Supongo que algunos de vosotros, lectores, trabajáis actualmente en este sector o, como yo, lo habéis hecho de forma transitoria; muchos de nosotros, en los tiempos estudiantiles, hemos intentado ganarnos un sueldo trabajando como camareros; por supuesto que yo, a mis diecinueve/veinte años, para poder costearme la Erasmus insuficiente, también lo hice y por eso sé de lo que hablo en primera persona. 

En Navidad, aunque los días siguen teniendo 24 horas, da la impresión de que se intensifican, y parece que quisiéramos exprimirlas.  Son momentos en los que queremos disfrutar de los amigos y familiares a los que no vemos con frecuencia y, dado que nuestro país se caracteriza por una fuerte socialización alrededor de la comida, solemos hacerlo frente a un café, un almuerzo placentero o una buena merienda; eso, junto con las típicas comidas de empresa, hace que bares, restaurantes y otros locales similares se encuentren estos días hasta arriba de gente. 

Y en estos lugares, la barra es la separación física entre el que disfruta y el que tiene que hacer que el otro disfrute, en este caso con lo que se sirve.  Éste último (o última) debe atenerse al viejo dicho que nos recuerda que “el cliente siempre tiene la razón”, aunque no siempre sea así.  Y a veces, parece que con ese afán de disfrutar nos olvidamos de que los trabajadores también se merecen un respeto. La última la vi hace unos días, cuando una familia exigió de muy malas maneras a un camarero que le pusieran una estufa en la terraza o de lo contrario se marcharían; el muchacho la puso sin rechistar ¡pero eso no debe ser así!

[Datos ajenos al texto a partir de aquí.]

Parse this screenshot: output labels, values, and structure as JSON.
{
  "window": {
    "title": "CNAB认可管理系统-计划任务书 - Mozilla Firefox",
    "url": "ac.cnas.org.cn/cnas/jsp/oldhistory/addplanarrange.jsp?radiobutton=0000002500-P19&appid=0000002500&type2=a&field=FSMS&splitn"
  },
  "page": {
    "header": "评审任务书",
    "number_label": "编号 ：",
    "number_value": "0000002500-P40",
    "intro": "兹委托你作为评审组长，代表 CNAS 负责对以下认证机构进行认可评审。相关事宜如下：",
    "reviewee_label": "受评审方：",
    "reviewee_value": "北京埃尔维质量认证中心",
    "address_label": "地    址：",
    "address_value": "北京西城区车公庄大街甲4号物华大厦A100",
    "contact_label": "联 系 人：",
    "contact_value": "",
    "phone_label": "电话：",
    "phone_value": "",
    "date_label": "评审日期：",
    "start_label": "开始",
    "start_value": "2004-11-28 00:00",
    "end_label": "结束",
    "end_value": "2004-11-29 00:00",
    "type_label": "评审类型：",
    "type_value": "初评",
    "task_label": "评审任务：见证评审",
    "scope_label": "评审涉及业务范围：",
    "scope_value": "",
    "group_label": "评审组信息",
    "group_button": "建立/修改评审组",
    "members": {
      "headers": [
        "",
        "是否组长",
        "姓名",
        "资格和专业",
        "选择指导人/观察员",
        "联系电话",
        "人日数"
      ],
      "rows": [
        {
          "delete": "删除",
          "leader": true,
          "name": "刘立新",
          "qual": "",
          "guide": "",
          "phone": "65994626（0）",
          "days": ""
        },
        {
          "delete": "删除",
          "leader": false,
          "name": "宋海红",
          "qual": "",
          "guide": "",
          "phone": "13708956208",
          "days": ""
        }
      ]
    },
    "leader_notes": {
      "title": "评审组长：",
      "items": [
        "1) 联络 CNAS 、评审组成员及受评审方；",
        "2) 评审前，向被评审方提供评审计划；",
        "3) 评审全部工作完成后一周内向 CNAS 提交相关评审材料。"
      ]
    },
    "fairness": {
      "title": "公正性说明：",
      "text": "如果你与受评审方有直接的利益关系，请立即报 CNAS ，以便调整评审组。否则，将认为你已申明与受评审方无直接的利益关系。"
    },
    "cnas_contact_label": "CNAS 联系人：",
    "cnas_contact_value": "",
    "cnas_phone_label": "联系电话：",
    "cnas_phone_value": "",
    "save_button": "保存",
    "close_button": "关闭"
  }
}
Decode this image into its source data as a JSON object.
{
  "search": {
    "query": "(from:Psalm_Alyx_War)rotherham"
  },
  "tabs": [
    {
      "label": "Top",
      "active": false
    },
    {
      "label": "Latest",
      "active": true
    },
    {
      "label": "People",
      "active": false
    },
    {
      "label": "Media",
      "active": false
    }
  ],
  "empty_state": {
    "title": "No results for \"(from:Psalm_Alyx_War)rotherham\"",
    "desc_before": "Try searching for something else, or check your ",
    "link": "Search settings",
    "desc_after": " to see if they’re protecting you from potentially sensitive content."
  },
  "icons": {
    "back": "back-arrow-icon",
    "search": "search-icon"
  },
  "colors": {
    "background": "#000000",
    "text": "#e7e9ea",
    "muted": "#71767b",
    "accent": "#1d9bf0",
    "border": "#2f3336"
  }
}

CONCLUSIÓN: DISFRUTAR, RESPETAR…AGRADECER

Rara vez nos paramos a pensar en que esas personas que nos atienden, con mayor o menor agrado o dedicación pero que sí, “que nos sirven”, tienen, como hubiera dicho Unamuno, su intrahistoria, sus circunstancias personales como las de los que estamos disfrutando, desconocidas para nosotros pero su vida, sus historias. 

Y si decimos siempre que la Navidad es el momento – creas o no creas, te guste más o no – de disfrutar con la familia y con los amigos, y ellos no lo están haciendo porque están a tu disposición, mi opinión personal es que cuanto menos, hay que tratar a estos sanitarios, policias, voluntarios, dependientes, conductores, recepcionistas, camareros…¡con toda la educación y el respeto posible ya que, por su trabajo hacia nosotros dejan de hacer lo que a todos nos gusta, disfrutar de los nuestros!

Y mi consejo para estas personas es que siempre disfruten de cada minuto que tengan libre, porque si bien es necesario y mucho, el trabajo no es lo primero en la vida; lo primero son las personas a las que amas y cada minuto que dejes de aprovechar con ellos es un minuto de vida perdido.

 

¡Extensa pero necesaria esta entrada!